The new guidelines recommend that men and women don't exceed 14 units a week, which is the equivalent of;

• Around five pints of average strength beer (5.0% ABV) or

• Just under five large glasses (250 ml) of average strength wine (12.0% ABV).

This is a cut of around a third on the previous advice for men, although the limit for women hasn't changed.

However, one area that has changed for women is drinking during pregnancy. Previously women were advised not to drink more than one or two units to reduce the risk of any harm to their baby, while now they are advised there is no safe alcohol limit during pregnancy.

In addition, people who do drink on a regular basis are advised to spread their intake out across the week rather than 'save up' their units to drink all on one day - and also to have at least two or three alcohol-free days each week.

Does sticking to the new guidelines mean drinking is safe?

The answer to this is a very clear no. Instead, the new guidelines simply provide a way to minimise the risk of drinking, but consuming any alcohol at all carries an element of health risk.

Healthy drinking tips

There are so many ways to keep your drinking within healthy limits - take a look through the following suggestions and see what works for you:

At home

• Avoid stocking up on alcohol in the house as you're far more likely to drink more that way

• If you drink alcohol at meal times, serve individual glasses on the table and leave the bottle in the kitchen.

• Don't feel you need to finish wine to avoid it going off; use a wine stopper and save it for later

• Home servings of wine and spirits are typically larger than standard measures so remember to watch your servings.

If you're having a dinner party

• Give each guest a water glass and keep them topped up

• Use small wine glasses on the table, and lower-strength wine

• Offer lemonade or soda water so your guests can make spritzers

• Offer alternatives such as mixers, juices and fruit cocktails.

Going out

• Set yourself a limit and stick to it. Remind yourself of the health benefits involved and make a decision about what you're going to drink after you've stopped the alcohol

• Take a planned amount of cash with you and leave your cards at home

• Choose lower-strength varieties of your usual alcoholic drinks

• Alternate your alcoholic drinks with soft drinks such as fruit juice or a glass of water in between

• If you're feeling peer pressure to drink more, then go to the bar yourself - spritzers and shandy are easy, discreet alternatives for wine and beer

• Snack as you drink - it will slow your drinking down (avoid salty snacks, however, which make you more thirsty)

• Try to avoid buying drinks in rounds - you'll have less control over your decisions and will probably end up drinking more than you planned

• Choose your drinking partners carefully - if you go out with heavy drinkers then you'll probably drink more yourself

• If you usually choose large drinks then try reducing the size - smaller measures of wine, bottles of beer instead of pints and single spirits

• Try meeting up with friends at social venues that don't serve alcohol, such as cafés or galleries

• Literally take it easy when you're drinking - we tend to drink faster when standing and more slowly when sitting with the glass on the table.
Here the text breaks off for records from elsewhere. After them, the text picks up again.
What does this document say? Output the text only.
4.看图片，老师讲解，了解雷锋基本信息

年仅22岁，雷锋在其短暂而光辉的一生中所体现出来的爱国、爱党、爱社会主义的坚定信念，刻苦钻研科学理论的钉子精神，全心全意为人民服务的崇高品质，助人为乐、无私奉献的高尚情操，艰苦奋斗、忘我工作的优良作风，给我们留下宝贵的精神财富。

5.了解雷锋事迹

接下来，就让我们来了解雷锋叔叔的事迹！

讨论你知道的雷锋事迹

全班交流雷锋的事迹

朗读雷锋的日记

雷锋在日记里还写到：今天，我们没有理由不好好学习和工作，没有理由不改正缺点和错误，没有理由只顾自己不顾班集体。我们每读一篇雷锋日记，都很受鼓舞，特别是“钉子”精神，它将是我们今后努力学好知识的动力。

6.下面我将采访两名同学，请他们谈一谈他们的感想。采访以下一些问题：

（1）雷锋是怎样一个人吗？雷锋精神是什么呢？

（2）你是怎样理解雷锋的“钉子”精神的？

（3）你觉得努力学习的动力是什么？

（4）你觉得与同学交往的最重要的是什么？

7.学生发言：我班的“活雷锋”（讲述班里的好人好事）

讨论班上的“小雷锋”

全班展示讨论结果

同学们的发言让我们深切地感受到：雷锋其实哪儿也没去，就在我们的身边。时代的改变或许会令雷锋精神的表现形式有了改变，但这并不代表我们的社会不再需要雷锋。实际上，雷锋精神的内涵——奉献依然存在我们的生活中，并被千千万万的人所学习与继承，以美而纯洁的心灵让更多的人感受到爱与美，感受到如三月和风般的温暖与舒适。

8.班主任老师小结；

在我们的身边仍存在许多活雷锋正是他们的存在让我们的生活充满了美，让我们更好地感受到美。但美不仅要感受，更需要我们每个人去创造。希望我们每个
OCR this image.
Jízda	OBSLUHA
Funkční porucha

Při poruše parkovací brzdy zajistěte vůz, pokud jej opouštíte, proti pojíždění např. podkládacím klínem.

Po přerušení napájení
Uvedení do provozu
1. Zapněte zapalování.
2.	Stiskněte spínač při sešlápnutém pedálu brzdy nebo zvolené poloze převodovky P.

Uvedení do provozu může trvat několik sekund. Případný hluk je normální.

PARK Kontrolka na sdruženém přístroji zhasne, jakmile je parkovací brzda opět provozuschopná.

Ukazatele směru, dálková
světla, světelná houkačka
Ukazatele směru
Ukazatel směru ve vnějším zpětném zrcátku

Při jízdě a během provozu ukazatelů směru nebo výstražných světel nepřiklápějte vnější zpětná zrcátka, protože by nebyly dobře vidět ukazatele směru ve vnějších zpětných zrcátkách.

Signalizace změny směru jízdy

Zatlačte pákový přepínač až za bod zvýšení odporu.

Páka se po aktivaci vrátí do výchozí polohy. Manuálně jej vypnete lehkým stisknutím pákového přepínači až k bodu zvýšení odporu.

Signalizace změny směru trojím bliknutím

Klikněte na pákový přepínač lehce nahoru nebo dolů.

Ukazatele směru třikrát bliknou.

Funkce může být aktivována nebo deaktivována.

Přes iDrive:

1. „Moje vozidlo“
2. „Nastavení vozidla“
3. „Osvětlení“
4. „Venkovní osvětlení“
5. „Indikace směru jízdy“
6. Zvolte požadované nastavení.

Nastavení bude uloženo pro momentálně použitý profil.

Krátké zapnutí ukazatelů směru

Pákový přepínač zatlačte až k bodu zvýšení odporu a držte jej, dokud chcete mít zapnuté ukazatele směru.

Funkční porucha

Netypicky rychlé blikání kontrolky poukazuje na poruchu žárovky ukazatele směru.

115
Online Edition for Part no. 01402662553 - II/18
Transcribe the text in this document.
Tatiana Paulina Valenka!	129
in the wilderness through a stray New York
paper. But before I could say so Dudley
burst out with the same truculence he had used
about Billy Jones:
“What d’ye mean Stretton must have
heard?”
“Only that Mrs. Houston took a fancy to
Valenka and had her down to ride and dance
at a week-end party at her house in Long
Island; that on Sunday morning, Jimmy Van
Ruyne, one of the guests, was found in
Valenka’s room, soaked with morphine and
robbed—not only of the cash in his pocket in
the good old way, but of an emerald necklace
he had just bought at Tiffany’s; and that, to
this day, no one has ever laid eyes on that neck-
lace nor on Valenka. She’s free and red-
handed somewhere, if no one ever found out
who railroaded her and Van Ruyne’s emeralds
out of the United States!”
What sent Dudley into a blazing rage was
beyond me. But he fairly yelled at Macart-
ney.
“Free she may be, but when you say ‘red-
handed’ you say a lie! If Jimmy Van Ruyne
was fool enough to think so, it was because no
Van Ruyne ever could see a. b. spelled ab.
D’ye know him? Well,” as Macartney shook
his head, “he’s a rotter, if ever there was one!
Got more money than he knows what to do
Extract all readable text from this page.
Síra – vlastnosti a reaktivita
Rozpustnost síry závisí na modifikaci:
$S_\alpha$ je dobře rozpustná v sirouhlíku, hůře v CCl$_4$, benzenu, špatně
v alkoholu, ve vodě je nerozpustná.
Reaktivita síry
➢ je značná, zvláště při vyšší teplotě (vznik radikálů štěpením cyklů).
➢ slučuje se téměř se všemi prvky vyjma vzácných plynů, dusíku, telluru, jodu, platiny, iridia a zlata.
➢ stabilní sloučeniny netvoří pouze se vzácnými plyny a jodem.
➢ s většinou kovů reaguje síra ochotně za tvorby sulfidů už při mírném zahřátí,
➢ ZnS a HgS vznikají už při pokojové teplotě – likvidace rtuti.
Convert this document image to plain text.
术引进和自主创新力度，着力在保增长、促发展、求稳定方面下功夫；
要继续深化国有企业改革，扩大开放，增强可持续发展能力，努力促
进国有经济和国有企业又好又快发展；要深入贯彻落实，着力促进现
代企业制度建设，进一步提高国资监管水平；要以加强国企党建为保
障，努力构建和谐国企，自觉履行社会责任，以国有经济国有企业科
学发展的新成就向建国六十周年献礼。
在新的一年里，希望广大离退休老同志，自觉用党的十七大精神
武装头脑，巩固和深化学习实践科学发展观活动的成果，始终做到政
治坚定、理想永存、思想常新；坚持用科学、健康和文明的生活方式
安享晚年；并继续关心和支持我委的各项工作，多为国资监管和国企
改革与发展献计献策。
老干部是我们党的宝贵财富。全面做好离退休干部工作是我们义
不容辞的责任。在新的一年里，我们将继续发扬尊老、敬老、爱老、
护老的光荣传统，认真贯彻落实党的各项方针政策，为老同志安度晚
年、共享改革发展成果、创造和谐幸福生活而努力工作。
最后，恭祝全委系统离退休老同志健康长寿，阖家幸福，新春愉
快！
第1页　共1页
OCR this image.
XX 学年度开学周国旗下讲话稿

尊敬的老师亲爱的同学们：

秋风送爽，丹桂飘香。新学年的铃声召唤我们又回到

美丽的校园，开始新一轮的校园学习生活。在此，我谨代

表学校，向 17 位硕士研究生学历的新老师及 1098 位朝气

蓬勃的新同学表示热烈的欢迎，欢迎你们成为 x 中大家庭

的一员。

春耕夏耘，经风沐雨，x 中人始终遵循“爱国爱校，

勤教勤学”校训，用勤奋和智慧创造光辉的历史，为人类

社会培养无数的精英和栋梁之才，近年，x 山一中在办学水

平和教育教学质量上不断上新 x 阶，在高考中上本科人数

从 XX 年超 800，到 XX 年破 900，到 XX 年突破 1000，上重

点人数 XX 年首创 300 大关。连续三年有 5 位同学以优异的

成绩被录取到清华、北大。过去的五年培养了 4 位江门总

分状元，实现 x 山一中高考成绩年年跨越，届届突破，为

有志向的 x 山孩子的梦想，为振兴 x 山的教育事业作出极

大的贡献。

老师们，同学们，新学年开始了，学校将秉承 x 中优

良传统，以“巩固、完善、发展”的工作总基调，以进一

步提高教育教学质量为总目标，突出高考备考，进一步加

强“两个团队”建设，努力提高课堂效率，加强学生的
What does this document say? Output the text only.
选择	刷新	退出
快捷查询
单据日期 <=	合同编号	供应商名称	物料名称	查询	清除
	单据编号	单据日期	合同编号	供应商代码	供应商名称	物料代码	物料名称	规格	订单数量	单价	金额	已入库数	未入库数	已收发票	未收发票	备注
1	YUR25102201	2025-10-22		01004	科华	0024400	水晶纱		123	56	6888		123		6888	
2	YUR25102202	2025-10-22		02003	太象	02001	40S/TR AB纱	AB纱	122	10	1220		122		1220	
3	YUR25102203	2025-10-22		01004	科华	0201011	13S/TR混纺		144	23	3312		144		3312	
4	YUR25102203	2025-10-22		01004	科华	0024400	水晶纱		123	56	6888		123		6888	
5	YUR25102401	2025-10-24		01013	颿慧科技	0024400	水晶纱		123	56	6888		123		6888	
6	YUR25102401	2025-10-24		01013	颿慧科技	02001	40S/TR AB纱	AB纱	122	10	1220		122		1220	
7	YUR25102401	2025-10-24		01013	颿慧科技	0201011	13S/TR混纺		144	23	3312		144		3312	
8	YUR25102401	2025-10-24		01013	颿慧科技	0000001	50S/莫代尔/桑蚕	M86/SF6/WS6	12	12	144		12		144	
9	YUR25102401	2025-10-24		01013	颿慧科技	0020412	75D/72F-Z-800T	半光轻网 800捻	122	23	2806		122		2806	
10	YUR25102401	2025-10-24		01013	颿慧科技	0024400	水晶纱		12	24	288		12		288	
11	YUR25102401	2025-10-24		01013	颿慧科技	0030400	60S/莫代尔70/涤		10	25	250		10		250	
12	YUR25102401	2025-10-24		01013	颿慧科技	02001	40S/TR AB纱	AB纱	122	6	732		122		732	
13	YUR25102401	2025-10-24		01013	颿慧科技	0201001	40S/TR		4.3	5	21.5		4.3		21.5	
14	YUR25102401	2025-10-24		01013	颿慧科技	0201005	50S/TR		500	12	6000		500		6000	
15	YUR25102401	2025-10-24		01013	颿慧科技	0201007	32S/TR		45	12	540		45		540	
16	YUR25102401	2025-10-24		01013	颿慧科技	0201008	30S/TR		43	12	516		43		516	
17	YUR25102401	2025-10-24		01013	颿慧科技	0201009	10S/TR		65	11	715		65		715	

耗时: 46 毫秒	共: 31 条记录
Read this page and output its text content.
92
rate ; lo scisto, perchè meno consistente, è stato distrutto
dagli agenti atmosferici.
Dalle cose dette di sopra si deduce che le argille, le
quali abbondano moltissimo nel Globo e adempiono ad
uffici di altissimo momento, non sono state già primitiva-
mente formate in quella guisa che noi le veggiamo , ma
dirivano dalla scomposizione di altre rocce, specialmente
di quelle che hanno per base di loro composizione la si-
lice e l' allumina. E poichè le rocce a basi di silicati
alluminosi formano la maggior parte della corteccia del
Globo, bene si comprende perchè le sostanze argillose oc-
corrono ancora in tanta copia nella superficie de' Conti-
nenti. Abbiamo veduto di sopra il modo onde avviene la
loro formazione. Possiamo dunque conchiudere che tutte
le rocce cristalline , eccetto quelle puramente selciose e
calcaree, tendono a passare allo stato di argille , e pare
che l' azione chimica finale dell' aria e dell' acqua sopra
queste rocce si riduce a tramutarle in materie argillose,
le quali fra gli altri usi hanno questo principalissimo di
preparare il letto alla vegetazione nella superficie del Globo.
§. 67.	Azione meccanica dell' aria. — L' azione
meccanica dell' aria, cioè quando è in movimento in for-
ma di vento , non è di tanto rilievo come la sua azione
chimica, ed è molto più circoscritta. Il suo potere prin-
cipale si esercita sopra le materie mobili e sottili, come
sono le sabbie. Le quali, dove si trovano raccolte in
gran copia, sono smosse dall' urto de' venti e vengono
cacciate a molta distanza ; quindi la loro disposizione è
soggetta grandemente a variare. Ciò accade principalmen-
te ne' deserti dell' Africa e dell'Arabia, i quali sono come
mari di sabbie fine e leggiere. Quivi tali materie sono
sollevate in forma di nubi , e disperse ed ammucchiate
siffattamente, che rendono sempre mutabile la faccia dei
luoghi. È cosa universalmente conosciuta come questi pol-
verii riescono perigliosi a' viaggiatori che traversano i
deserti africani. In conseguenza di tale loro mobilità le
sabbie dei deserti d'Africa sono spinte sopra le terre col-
And here are some general tips for cutting down…

• Take it slowly - set realistic targets and cut down a little each week until you reach your goal

• Do you drink every day? Set aside two regular alcohol-free days a week

• Don't choose alcohol to quench your thirst

• Pace your drinks - sip slowly

• If you have a drink at a regular time, change it. Do something else to break that habit

• If you get a spontaneous urge for a drink, try to find something else to do to take your mind off it, such as having a bath or going for a walk - the urge should soon pass

• Let your friends and family know what you're doing - they'll probably be supportive, especially if you can play the 'doctor's card' to add some medical weight to your decision by saying that you're under doctor's orders to get your blood pressure down.